Alla ricerca del collegamento tra Bologna e La via del sale. 3/4/5-10-2014
 
Tutto comincia anni fa, quando per caso conosco Piero Della Santa. Piero organizzava un tour per bicilindriche partendo da Lucca e il giro si sviluppava in Garfagnana. Io al tempo avevo un Bmw GS 1200 tirato a balestra con supermegaammortizzatori Ohlins , che rendevano la cicciona un’arma da guerra. Fatto sta che da quel momento mi è partita la bolla! volevo collegare Bologna con il giro di Piero.
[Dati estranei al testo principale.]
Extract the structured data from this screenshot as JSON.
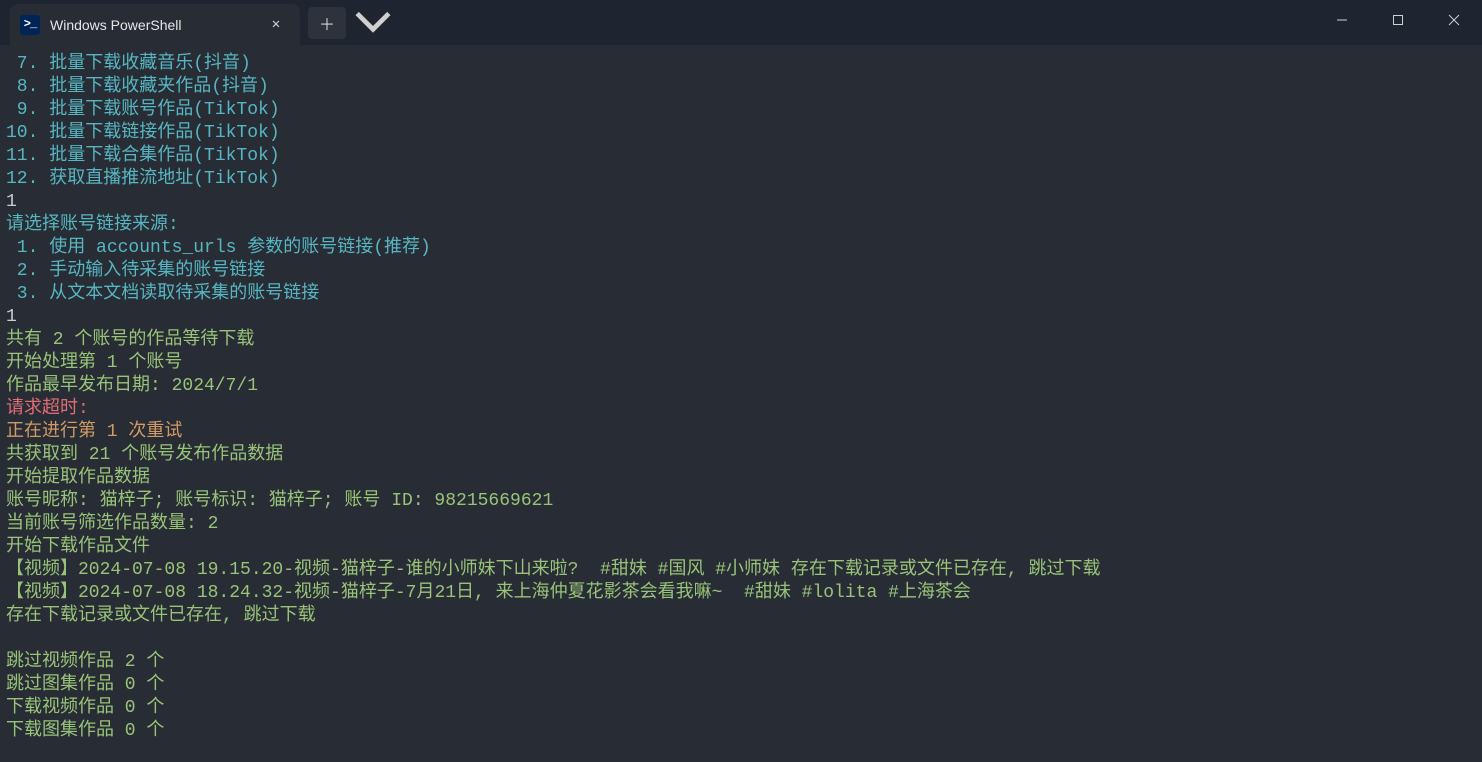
{
  "titlebar": {
    "tab_title": "Windows PowerShell"
  },
  "menu": {
    "items": [
      {
        "num": " 7. ",
        "text": "批量下载收藏音乐(抖音)"
      },
      {
        "num": " 8. ",
        "text": "批量下载收藏夹作品(抖音)"
      },
      {
        "num": " 9. ",
        "text": "批量下载账号作品(TikTok)"
      },
      {
        "num": "10. ",
        "text": "批量下载链接作品(TikTok)"
      },
      {
        "num": "11. ",
        "text": "批量下载合集作品(TikTok)"
      },
      {
        "num": "12. ",
        "text": "获取直播推流地址(TikTok)"
      }
    ]
  },
  "inputs": {
    "first": "1",
    "second": "1"
  },
  "source_prompt": "请选择账号链接来源:",
  "sources": [
    {
      "num": " 1. ",
      "text": "使用 accounts_urls 参数的账号链接(推荐)"
    },
    {
      "num": " 2. ",
      "text": "手动输入待采集的账号链接"
    },
    {
      "num": " 3. ",
      "text": "从文本文档读取待采集的账号链接"
    }
  ],
  "status": {
    "total": "共有 2 个账号的作品等待下载",
    "start1": "开始处理第 1 个账号",
    "earliest": "作品最早发布日期: 2024/7/1",
    "timeout": "请求超时:",
    "retry": "正在进行第 1 次重试",
    "fetched": "共获取到 21 个账号发布作品数据",
    "extract": "开始提取作品数据",
    "account": "账号昵称: 猫梓子; 账号标识: 猫梓子; 账号 ID: 98215669621",
    "filtered": "当前账号筛选作品数量: 2",
    "dlstart": "开始下载作品文件",
    "vid1": "【视频】2024-07-08 19.15.20-视频-猫梓子-谁的小师妹下山来啦?  #甜妹 #国风 #小师妹 存在下载记录或文件已存在, 跳过下载",
    "vid2a": "【视频】2024-07-08 18.24.32-视频-猫梓子-7月21日, 来上海仲夏花影茶会看我嘛~  #甜妹 #lolita #上海茶会",
    "vid2b": "存在下载记录或文件已存在, 跳过下载",
    "blank": "",
    "skip_vid": "跳过视频作品 2 个",
    "skip_img": "跳过图集作品 0 个",
    "dl_vid": "下载视频作品 0 个",
    "dl_img": "下载图集作品 0 个"
  }
}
Anni di cartine,internet, ricerche, giri solitari e in compagnia hanno fatto sì che finalmente avevo collegato Bologna a Barga con un giro di 550 km da fare in due giorni, per moto bicilindriche e almeno il 70 % di fuoristrada, dallo stradone ghiaiato al sottobosco, alla pietraia, per tutti i gusti.
Dopo almeno dieci anni di classiche con il mio gruppo di amici enduristi possessori di bicilindriche , cresce la voglia di aumentare la posta. Uniamo Bologna alla Via del Sale. Solite ricerche, internet, google earth, tracce scambiate in cambio di prestazioni sessuali… insomma, le peggio cose, per riuscire nell’impresa...
 
Per la data stabilita, nascono alcune incomprensioni con qualcuno del gruppo, ma si riveleranno fondamentali per fare un giro alla “Tequila” (cioè alla cazzo di cane!). Non amo troppo organizzare a puntino i giri che faccio, perché mi piace perdermi in sentieri, borghi, strade… Rimaniamo io e due amici, già rodati alle mie sclerate e alle mie voglie di esplorazione. Ola Guido con una Africa twin 750 frankestainizzata (vedere foto) e il Trokatero, detto il Troky sempre con un’Africa Twin 750, intonsa. Io con la mia rd03 di cui finalmente ho risolto i problemi, e prendo questo giro anche come prova per avventure future...
Arriva il giorno. Partenza per Modena e rapida sgasata in autostrada per arrivare al punto di attacco per andare su al Passo delle Radici. A Fiorano la 04 del Troky si ferma. Panico… scopriamo una cosa che ci lascia di pietra. Un connettore a tre poli che esce dal raddrizzatore di corrente completamente fuso. Ok, cominciamo a smontare e a rifare i collegamenti, tempo mezz’ora la moto del Troky, riparte. Evviva!!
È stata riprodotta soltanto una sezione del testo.